Mızıkçılık olsun diye değil. Yüz binlerin ve milyonların hareketi haline getirmek istediğimiz Haziran Hareketi’nin bugünü ve geleceği için.

Sözün kıymeti ve etkisini artırmak, eylemin kuvveti ile buluşturmak için.

Bunun için iç kültürümüzü zenginleştirici, enerji verici ve yaratıcı bir biçimde geliştirmeye ihtiyacımız var.

Bu ihtiyacı kahırlanıp “nerede yanlış yaptık?” sorularını daha bol sorarak gideremeyeceğimiz de açık. Biz ancak, ”nasıl toplumsallaşırız, nasıl ilerleriz, bu memlekette solun değerleri etrafında örülecek bir toplumsal örgütlenmeyi nasıl inşa ederiz?” sorularını sorarak ve yanıtlayarak iç kültürümüzü yenileyebiliriz.

İKİNCİ GÜN NELER OLDU?
İkinci gün öfke, akıl, doğrultunun bileşkesinden umut çıktı.

Laf olsun diye söylenmiyor, umut hissediliyordu.

Odaklanmanın önemli olduğu, doğrultunun ise güçlendirdiğini gösterdi.

Öfkenin yaratıcı bir akılla büyüdüğü, öfkenin siyasetinin ise yalıtkan değil iletken bir siyaset dili ile toplumsal örgütlenmenin enstrümanı olduğu görüldü.
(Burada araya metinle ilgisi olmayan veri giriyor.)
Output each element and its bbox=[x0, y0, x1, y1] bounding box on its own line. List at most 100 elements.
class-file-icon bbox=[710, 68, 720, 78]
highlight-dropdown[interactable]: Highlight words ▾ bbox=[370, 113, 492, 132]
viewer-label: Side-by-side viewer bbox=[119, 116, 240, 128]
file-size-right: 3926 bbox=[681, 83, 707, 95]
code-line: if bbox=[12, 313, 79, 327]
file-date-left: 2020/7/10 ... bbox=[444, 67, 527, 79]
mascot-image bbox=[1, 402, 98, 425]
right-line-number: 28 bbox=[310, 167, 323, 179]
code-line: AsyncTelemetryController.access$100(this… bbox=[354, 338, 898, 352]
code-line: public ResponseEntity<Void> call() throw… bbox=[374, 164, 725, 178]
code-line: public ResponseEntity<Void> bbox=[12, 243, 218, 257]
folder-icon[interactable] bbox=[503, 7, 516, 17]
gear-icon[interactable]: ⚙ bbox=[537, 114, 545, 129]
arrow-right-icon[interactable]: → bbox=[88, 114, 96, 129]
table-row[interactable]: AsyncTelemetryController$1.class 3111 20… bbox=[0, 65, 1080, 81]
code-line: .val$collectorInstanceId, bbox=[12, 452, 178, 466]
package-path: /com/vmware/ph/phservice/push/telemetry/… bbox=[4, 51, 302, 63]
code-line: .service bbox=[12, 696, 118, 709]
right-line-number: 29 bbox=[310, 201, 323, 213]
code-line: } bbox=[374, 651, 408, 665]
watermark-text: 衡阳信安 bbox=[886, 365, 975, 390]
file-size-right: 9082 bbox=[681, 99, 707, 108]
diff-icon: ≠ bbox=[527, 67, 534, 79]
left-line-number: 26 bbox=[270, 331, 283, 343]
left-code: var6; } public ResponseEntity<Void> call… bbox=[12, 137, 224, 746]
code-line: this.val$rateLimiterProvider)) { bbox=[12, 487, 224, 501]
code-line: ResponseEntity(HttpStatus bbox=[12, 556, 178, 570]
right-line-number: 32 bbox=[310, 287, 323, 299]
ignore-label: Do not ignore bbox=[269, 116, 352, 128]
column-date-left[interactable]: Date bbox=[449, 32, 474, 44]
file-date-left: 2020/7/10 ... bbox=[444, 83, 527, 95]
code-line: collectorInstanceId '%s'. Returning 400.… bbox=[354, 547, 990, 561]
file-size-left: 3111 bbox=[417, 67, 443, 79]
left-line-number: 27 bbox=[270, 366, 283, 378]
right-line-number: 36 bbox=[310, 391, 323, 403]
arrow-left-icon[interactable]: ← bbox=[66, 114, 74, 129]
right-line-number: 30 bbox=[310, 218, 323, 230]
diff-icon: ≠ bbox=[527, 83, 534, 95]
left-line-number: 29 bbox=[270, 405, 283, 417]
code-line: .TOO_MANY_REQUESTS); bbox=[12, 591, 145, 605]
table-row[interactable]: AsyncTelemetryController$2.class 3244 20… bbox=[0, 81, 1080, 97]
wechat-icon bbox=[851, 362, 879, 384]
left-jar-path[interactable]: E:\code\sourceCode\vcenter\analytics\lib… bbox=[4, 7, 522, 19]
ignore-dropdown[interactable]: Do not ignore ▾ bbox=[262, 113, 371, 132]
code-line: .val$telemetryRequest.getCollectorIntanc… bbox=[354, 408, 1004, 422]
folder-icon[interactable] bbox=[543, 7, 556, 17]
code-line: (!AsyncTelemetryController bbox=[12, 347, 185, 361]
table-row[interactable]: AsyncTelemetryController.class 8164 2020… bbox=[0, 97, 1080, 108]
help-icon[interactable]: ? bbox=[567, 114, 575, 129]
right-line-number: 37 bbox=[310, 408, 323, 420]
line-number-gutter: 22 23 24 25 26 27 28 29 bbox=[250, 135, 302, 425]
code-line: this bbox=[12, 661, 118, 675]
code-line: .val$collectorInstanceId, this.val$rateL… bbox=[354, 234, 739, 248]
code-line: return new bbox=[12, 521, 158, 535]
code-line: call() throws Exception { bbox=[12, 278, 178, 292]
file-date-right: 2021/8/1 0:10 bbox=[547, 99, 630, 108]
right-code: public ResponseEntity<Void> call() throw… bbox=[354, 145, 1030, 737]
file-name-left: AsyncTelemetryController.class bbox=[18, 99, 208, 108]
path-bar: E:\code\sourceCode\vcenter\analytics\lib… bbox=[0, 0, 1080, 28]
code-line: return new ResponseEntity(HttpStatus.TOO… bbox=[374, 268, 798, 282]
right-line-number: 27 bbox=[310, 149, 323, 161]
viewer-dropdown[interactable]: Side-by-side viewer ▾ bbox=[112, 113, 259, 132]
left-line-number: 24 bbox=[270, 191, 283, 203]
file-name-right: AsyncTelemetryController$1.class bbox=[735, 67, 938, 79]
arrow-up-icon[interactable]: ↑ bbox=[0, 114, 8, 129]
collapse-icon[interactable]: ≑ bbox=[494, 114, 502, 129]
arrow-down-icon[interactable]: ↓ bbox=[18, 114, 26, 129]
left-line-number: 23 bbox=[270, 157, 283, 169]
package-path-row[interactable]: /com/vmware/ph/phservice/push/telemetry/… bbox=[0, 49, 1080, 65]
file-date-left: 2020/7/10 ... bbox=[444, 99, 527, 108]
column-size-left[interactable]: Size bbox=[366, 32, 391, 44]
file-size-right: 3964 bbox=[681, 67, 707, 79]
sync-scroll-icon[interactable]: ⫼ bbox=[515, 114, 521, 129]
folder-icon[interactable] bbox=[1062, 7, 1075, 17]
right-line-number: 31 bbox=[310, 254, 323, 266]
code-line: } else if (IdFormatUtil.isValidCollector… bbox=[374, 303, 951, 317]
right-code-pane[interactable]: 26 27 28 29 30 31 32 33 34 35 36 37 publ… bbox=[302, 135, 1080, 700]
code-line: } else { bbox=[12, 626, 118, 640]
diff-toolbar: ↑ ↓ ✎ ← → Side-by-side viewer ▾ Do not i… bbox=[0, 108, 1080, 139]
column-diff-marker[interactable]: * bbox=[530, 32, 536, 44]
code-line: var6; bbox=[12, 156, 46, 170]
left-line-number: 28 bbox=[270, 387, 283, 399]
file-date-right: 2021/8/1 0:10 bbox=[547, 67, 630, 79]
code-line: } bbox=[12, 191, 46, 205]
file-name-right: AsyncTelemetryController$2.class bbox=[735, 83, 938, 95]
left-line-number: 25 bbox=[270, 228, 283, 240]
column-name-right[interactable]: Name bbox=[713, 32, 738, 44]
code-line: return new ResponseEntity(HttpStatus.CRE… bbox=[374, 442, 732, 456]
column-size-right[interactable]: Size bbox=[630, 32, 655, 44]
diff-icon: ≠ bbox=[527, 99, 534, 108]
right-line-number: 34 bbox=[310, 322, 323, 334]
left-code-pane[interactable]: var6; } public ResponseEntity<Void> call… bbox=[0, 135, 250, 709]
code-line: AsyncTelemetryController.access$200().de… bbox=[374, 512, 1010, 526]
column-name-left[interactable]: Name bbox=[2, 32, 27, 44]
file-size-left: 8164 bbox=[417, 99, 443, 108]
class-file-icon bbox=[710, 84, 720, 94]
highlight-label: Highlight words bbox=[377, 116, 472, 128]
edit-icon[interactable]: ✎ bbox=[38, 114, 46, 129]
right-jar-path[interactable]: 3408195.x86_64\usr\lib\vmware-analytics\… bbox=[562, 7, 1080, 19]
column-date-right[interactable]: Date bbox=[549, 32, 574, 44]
Toplumsal örgütlenme büyür ve serpilir ise burada neşenin de yeşereceğini, toplumsal örgütlenmenin neşe ile büyüyeceği ortaya çıktı.

Birleşik Haziran Hareketi ilk günün heyecanını korudu, ikinci gün akıl ve doğrultuda netleşti.

Siyasi tartışma başlıklarında tartışmalar yaşandı.

Farklı toplumsal dinamiklerin “AKP’nin ve siyasal/toplumsal sistemin” kritik bir noktasında odaklanmak konusunda netleşmeye başladığı görüldü.

Sonuç Bildirisi yazıldı.

“Çocuklarımızı ortaçağ karanlığına teslim etmeyeceğiz. Çocuklarımız için ayaktayız!

İlk barikatı kuruyoruz!

Dindar ve kindar bir nesil yaratmak için dayatılan eğitimde gericiliğe izin vermeyeceğiz!
Gericiliğe karşı laiklik için ayaktayız!
Sokaksa sokak, boykotsa boykot!

Bizi kavgaya davet ediyorlar, davetleri kabulümüzdür!”

Yani BHH diyor ki;

“Defansa gel, biz toplandık, hücum yapacağız. Ayağa pas yapacağız. Topları; sömürücüye, cemaatlere, ”modern güçlere”, liberallere, uzlaşmacılara şişirmek yok. Emekçiler, yurtseverler, ilericiler birbiriyle paslaşacak. Eğitim kanadından atak yapacak. Geleceğimizi karartanlara aydınlık yanıtlar vereceğiz. 9 Şubat’a kadar paslaşalım, kanatları kullanalım. 9 Şubat’ta hepimiz gericilerin ve yobazların ceza sahasını kuşatalım.”